Au soutien de leurs prétentions et en premier lieu s’agissant de la demande de sanction de la banque au titre de la clôture de leur compte courant, la SCI AUBI et M. [Z] [G] se prévalent des formalités de l’article L312-1-1 du code monétaire et financier et assurent qu’il ne peut y être dérogé même en cas de solde débiteur ou d’échéance impayée. Ils ajoutent que la fermeture du compte a été réalisé à l’expiration d’un délai d’un mois, et non de deux mois, prévu légalement et que la SCI n’est pas parvenue à ouvrir un nouveau compte bancaire. Ils sollicitent en réparation une somme de 500 euros chacun de dommages et intérêts.
La SCI AUBI et M. [Z] [G] soutiennent ensuite que l’engagement de caution souscrit était disproportionné au regard des éléments contenus dans sa fiche patrimoniale et dans son email du 10 octobre 2018. Ils soulignent que cela correspondait à ses revenus pour son ancienne activité et que ses charges, même résultant de son activité professionnelle devaient être prises en compte pour avoir un impact personnel. Ils précisent que M. [Z] [G] avait une dette à l’égard de son épouse qui avait assumé le coût de la majeure partie de leur résidence principale. M. [Z] [G] ajoute avoir désormais divorcé en bénéficiant d’une somme modique dans le cadre de la liquidation de l’indivision communautaire et ne posséder aucun bien immobilier. Il déclare être associé avec sa sœur dans la SCI AUBI.
Les défendeurs développent encore que la banque a manqué à son obligation de mise en garde à l’égard de M. [Z] [G]. Ils défendent que celui-ci était une caution non avertie, malgré sa qualité de dirigeant de la SCI. Celui-ci détaille son expérience antérieure et précise que la banque ne lui a demandé aucun élément pour apprécier ses connaissances. Il assure que la banque n’a pas attiré son attention sur les risques liés à la multiplication de ses engagements dans le cadre de l’opération globale envisagée.
M. [Z] [G] expose ensuite n’avoir jamais reçu la lettre d’information annuelle, de sorte que la SA SOCIETE GENERALE a manqué à son devoir d’information pendant le cautionnement et doit donc être déchue de son droit aux intérêts.
Les défendeurs arguent en conséquence de l’existence d’un préjudice résultant de la perte de chance de refuser l’engagement de caution, préjudice qu’ils évaluent à hauteur de 65.000€. Il est également sollicité une compensation avec toute condamnation qui serait mise à leur charge.

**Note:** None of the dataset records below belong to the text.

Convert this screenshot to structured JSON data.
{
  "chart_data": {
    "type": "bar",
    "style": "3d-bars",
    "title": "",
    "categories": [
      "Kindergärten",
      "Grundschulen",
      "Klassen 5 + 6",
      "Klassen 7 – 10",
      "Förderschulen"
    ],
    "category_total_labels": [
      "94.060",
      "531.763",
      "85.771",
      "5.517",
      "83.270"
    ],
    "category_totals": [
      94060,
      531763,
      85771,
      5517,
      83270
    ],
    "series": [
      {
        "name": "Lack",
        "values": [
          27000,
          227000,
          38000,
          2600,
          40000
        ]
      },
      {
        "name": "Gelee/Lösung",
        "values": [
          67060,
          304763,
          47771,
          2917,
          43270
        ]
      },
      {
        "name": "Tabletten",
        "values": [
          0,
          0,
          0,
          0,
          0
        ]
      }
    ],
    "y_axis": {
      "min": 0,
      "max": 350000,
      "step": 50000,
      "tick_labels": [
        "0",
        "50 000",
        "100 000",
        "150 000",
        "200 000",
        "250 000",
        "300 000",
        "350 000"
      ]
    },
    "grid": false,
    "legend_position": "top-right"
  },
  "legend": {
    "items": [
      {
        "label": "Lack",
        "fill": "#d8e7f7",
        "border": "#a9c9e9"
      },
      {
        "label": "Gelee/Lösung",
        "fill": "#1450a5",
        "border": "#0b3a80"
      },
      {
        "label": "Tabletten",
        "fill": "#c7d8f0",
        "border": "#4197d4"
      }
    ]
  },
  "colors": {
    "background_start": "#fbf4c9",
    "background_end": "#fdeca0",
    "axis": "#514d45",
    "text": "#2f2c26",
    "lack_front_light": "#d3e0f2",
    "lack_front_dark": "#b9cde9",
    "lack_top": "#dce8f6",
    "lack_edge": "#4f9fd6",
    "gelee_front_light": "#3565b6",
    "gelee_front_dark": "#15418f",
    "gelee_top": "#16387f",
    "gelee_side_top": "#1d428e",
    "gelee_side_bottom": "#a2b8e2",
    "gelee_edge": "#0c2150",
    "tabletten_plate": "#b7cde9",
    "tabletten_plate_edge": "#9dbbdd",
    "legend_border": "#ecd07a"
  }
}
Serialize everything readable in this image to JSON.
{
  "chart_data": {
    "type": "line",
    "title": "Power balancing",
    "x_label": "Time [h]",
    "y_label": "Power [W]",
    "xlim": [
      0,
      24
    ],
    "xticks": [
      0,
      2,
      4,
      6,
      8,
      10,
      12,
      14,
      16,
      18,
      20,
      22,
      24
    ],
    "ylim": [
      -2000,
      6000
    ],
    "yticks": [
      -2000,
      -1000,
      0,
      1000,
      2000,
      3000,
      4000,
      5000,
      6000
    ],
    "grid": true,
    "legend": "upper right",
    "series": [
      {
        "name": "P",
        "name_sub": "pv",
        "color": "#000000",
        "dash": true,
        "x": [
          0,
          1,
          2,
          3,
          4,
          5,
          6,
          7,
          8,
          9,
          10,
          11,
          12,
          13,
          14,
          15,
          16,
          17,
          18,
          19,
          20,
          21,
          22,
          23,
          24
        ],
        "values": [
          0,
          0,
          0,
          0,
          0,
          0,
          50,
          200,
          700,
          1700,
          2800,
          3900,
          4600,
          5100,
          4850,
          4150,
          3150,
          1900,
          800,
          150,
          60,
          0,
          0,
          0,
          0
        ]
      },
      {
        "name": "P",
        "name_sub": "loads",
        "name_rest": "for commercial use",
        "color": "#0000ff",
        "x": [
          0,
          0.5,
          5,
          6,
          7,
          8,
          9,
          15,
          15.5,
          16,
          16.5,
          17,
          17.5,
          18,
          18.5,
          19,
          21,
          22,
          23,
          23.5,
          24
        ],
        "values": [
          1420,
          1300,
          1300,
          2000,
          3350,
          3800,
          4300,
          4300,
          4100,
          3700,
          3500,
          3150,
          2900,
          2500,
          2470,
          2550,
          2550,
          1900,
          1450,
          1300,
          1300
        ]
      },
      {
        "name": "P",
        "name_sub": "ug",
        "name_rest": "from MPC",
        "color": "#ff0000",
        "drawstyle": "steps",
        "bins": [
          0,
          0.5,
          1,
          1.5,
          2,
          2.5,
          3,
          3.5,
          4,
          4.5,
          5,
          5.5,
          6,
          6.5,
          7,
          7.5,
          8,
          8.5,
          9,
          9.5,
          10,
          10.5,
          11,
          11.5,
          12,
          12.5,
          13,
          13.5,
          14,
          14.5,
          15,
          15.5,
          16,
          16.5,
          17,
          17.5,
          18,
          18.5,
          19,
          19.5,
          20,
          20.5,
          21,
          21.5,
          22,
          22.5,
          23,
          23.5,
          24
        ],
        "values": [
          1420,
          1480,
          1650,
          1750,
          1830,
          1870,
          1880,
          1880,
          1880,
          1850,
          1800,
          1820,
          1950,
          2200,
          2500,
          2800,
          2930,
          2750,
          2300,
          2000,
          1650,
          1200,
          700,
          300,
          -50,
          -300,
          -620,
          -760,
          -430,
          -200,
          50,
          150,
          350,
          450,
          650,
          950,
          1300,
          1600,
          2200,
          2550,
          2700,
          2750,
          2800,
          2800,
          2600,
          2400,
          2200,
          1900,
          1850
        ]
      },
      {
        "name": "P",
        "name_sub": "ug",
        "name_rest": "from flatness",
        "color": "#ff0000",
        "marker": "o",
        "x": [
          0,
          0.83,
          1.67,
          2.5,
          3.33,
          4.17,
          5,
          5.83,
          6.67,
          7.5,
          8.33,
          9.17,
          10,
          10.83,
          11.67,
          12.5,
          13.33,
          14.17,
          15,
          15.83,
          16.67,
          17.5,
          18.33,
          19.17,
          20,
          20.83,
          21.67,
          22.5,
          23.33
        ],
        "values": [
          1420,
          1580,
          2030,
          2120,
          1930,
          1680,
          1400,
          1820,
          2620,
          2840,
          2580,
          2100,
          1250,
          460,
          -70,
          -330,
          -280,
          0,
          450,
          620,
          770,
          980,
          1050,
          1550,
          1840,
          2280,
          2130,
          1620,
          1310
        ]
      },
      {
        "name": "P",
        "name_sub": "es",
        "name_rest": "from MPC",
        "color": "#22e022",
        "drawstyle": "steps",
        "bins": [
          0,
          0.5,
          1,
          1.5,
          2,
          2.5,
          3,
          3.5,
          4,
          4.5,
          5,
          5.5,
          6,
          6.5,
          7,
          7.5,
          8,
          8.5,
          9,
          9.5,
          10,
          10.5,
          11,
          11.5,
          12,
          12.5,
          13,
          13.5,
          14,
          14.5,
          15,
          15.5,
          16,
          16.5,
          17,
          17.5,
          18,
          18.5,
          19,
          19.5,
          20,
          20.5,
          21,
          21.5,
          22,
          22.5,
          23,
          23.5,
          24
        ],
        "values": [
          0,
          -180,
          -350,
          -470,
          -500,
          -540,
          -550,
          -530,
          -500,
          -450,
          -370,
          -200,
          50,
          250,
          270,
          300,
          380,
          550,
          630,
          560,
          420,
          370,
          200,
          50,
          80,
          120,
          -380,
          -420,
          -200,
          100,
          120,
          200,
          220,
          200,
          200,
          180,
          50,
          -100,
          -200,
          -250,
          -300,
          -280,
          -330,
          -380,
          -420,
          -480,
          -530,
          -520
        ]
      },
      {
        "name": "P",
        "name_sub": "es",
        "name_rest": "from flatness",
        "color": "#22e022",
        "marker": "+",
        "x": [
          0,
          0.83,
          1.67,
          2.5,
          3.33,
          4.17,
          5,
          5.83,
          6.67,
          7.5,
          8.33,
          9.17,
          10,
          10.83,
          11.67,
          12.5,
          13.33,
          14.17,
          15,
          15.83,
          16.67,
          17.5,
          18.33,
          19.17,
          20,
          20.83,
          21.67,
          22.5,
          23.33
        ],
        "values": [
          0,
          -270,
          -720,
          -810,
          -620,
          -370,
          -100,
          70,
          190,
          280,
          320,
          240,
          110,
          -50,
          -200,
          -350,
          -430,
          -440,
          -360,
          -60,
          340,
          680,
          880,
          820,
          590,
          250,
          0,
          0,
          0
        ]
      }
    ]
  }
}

En tout état de cause, la SCI AUBI et M. [Z] [G] sollicitent des délais de paiement. Il est exposé que la SCI n’a pas de revenus locatifs et est en pourparlers pour la vente du bien immobilier et que M. [Z] [G] n’a plus de revenus professionnels stables.
Par application des dispositions de l’article 455 du code de procédure civile, il sera renvoyé aux écritures des parties pour plus ample exposé de leurs prétentions et des moyens à leur soutien.
MOTIFS :
Il sera au préalable constaté que la SOCIETE GENERALE, partie demanderesse initiale à la procédure, ne formule désormais plus aucune demande.
Sur l’intervention volontaire de la SAS EOS FRANCE :
Selon les dispositions de l’article 327 du code de procédure civile, l’intervention en première instance ou en cause d’appel est volontaire ou forcée.
En l’espèce, la SAS EOS FRANCE produit l’acte de cession du 19 novembre 2024 par lequel la SOCIETE GENERALE a cédé sa créance sur la SCI AUBI au fonds commun de titrisation FCT FEDINVEST III, représenté par sa société de gestion FRANCE TITRISATION. Cet acte prévoit en son article g) que le recouvrement des créances a été confié à la SAS EOS FRANCE. Il a également été produit la lettre du 21 novembre 2024 du FCT FEDINVEST III qui prévoit que conformément à l’article L214-172 alinéa 6 du code monétaire et financier, le recouvreur représentera seul et directement le FCT dans toutes les actions en justice liées à la gestion et au recouvrement des créances cédées.
En conséquence, l’intervention volontaire de la SAS EOS FRANCE sera déclarée recevable.
Sur l’intervention volontaire de la SCI AUBI :
En l’absence de contestation sur ce point, il y a lieu de déclarer recevable l’intervention volontaire de la SCI AUBI.
Sur la demande principale de condamnation au titre de l’engagement de caution :
En vertu de l’article 2288 du code civil, dans sa rédaction applicable au jour de l’engagement de caution, « Celui qui se rend caution d’une obligation se soumet envers le créancier à satisfaire à cette obligation, si le débiteur n’y satisfait pas lui-même. »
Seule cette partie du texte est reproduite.